Striatal dopamine transporter uptake predicts neuronal hypometabolism and visuospatial function in Parkinson's disease.

Objective: While many studies have explored the link between biomarkers and cognitive decline in Parkinson's disease (PD), a more comprehensive approach is needed, combining striatal dopamine depletion, cerebral glucose metabolism, and cognitive assessments. In this study, we investigated the relationships between striatal dopamine transporter (DAT) uptake, cerebral glucose hypometabolism, and cognition, as well as the potential progression pattern of these changes in PD.

Methods: We enrolled 62 patients with PD and 33 healthy controls. The subjects underwent N-(3-[18F]fluoropropyl)-2β-carbomethoxy-3β-(4-iodophenyl)nortropane (FP-CIT) PET/CT, [18F] fluorodeoxyglucose (FDG) PET/CT, and detailed neuropsychological testing. The mean standard uptake value ratio (SUVR) value of the regions showing significantly lower metabolism in PD patients was defined as SUVR[hypo]. The relationship between striatal DAT uptake and SUVR[hypo] was assessed using general linear models, while their impact on cognitive function was evaluated with multivariate linear regression. Additionally, the pattern of their changes was assessed using an event-based model.
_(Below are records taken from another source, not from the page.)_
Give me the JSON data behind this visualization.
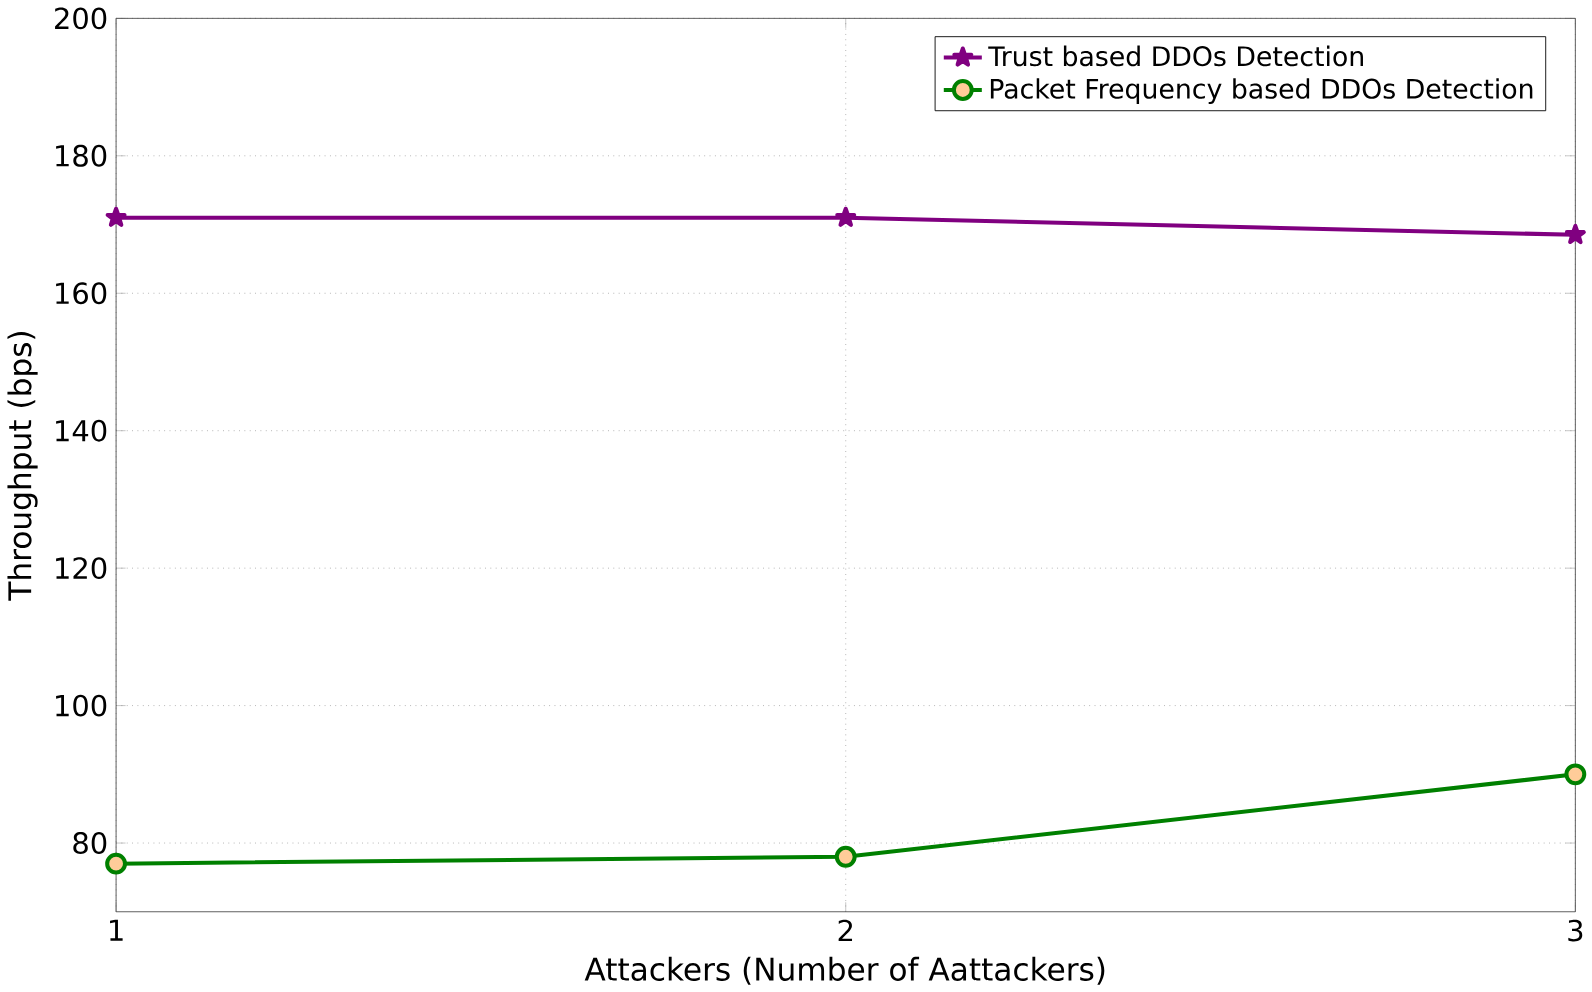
{
  "chart_data": {
    "type": "line",
    "xlabel": "Attackers (Number of Aattackers)",
    "ylabel": "Throughput (bps)",
    "x": [
      1,
      2,
      3
    ],
    "xlim": [
      1,
      3
    ],
    "xticks": [
      1,
      2,
      3
    ],
    "ylim": [
      70,
      200
    ],
    "yticks": [
      80,
      100,
      120,
      140,
      160,
      180,
      200
    ],
    "grid": true,
    "legend": "top right",
    "series": [
      {
        "name": "Trust based DDOs Detection",
        "color": "#800080",
        "marker": "star",
        "values": [
          171,
          171,
          168.5
        ]
      },
      {
        "name": "Packet Frequency based DDOs Detection",
        "color": "#008000",
        "marker": "circle",
        "values": [
          77,
          78,
          90
        ]
      }
    ]
  }
}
Results: Compared to the control group, PD patients exhibited glucose hypometabolism in specific cortical regions. DAT uptake in the anterior and posterior putamen was positively correlated with SUVR[hypo]. Decreased DAT uptake in the anterior putamen and caudate nucleus was associated with lower z-score in visuospatial function. Decreased DAT uptake in the posterior and anterior putamen occurred first, followed by PD-related cerebral hypometabolism, and visuospatial function.

Conclusions: This study highlights the interconnectedness of dopaminergic depletion, cerebral glucose hypometabolism, and visuospatial dysfunction, proposing that striatal DAT uptake may serve as an early biomarker for cerebral hypometabolism and cognitive impairment in PD.